Sedangkan yang pro berargumen, hukuman mati adalah konstitusional; mandat Tuhan untuk mengambil nyawa sudah diberikan kepada negara; adil untuk para perusak mental bangsa seperti penjahat narkotik; demi penegakan hukum; dan lain sebagainya.
Umur hukuman ini sudah setua peradaban manusia sendiri. Codex Hammurabi (tahun 2000 Sebelum Masehi) sudah mencantumkan hukuman mati, bukan hanya untuk manusia, tapi juga untuk binatang yang membunuh manusia (Dr J.A. Drossaart Bentfort, Tijdschrift voor Strafrecht 1940, Deep I p 308-309).
Dalam sejarah, ada dua kasus pidana mati terbesar yang juga penuh kontroversi. Pertama, menimpa Socrates yang dihukum mati sekitar tahun 400 Sebelum Masehi. Dia dianggap menyesatkan kaum muda karena mengajari mereka berfilsafat (berasal dari "filosofein", berarti mencintai kebenaran) sehingga terhindar dari kedangkalan berpikir. Tapi Socrates justru dituduh memurtadkan banyak orang muda oleh pengadilan para sofis, dan dijatuhi hukuman mati. Meski dibujuk untuk melarikan diri, Socrates tetap memilih meminum racun. Tubuh Socrates mati oleh racun itu, tapi anehnya, pemikiran-pemikirannya terus hidup hingga kini.

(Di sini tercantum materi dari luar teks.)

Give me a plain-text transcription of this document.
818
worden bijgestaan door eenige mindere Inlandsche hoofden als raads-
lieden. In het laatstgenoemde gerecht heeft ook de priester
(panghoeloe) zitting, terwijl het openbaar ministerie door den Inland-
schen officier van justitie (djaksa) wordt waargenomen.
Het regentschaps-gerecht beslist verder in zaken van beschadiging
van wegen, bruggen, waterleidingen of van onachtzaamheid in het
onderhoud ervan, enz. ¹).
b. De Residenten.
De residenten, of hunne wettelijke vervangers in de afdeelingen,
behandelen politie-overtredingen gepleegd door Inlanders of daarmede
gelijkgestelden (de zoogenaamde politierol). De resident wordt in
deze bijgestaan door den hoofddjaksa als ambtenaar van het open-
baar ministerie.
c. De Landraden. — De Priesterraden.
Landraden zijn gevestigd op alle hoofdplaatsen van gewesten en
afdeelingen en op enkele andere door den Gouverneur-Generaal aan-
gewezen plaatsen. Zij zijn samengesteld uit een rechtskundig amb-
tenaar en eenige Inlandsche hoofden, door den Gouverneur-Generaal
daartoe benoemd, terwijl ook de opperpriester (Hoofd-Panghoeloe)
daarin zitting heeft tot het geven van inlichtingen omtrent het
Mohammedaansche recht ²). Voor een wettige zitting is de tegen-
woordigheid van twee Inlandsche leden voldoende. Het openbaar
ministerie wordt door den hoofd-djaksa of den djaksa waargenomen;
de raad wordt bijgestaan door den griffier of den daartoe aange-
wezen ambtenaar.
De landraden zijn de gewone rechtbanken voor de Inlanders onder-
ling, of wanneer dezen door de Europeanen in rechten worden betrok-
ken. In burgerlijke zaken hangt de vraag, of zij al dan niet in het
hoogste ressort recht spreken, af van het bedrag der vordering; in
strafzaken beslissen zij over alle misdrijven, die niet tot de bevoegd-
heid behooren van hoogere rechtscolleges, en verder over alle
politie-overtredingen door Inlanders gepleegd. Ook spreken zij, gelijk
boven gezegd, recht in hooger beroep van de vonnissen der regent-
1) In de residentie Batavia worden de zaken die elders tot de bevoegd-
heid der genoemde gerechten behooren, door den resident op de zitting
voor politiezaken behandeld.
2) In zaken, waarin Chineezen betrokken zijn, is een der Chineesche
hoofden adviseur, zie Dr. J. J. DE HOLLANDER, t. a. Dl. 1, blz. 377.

Yang kedua, kasus pidana mati yang menimpa Yesus, yang dicatat oleh Tacitus, sejarawan sekuler pada era Romawi. Yesus dihukum mati dengan disalib. Hukuman salib adalah hukuman hina. Yesus sebagai orang Yahudi justru disalib oleh bangsanya sendiri, dengan mengambil tangan penguasa Romawi. Sayangnya, sepanjang 2.000 tahun ini, salib justru banyak dipakai untuk membunuh, bahkan menghukum mati (zaman inkuisisi).
Tapi gereja menyadari kekeliruannya sehingga dalam Konsili Vatikan II kembali mengajarkan kecintaan kepada kehidupan dengan melarang hukuman mati. Tidak mengherankan, Konferensi Wali Gereja Indonesia paling lantang menentang hukuman mati, termasuk untuk kelima terdakwa kasus narkoba. Padahal Majelis Ulama Indonesia justru setuju atas hukuman itu.
Dan, gara-gara eksekusi atas warganya, Brasil dan Belanda menarik dubesnya dari Jakarta. Kejaksaan pun minta negara lain menghormati hukum Indonesia. Memang, seiring dengan nilai-nilai HAM, banyak negara sudah menghapus hukuman mati. Bahkan sudah ada Hari Penghapusan Hukuman Mati setiap 10 Oktober (sejak 2007). Namun pro-kontra hukuman mati akan terus hidup.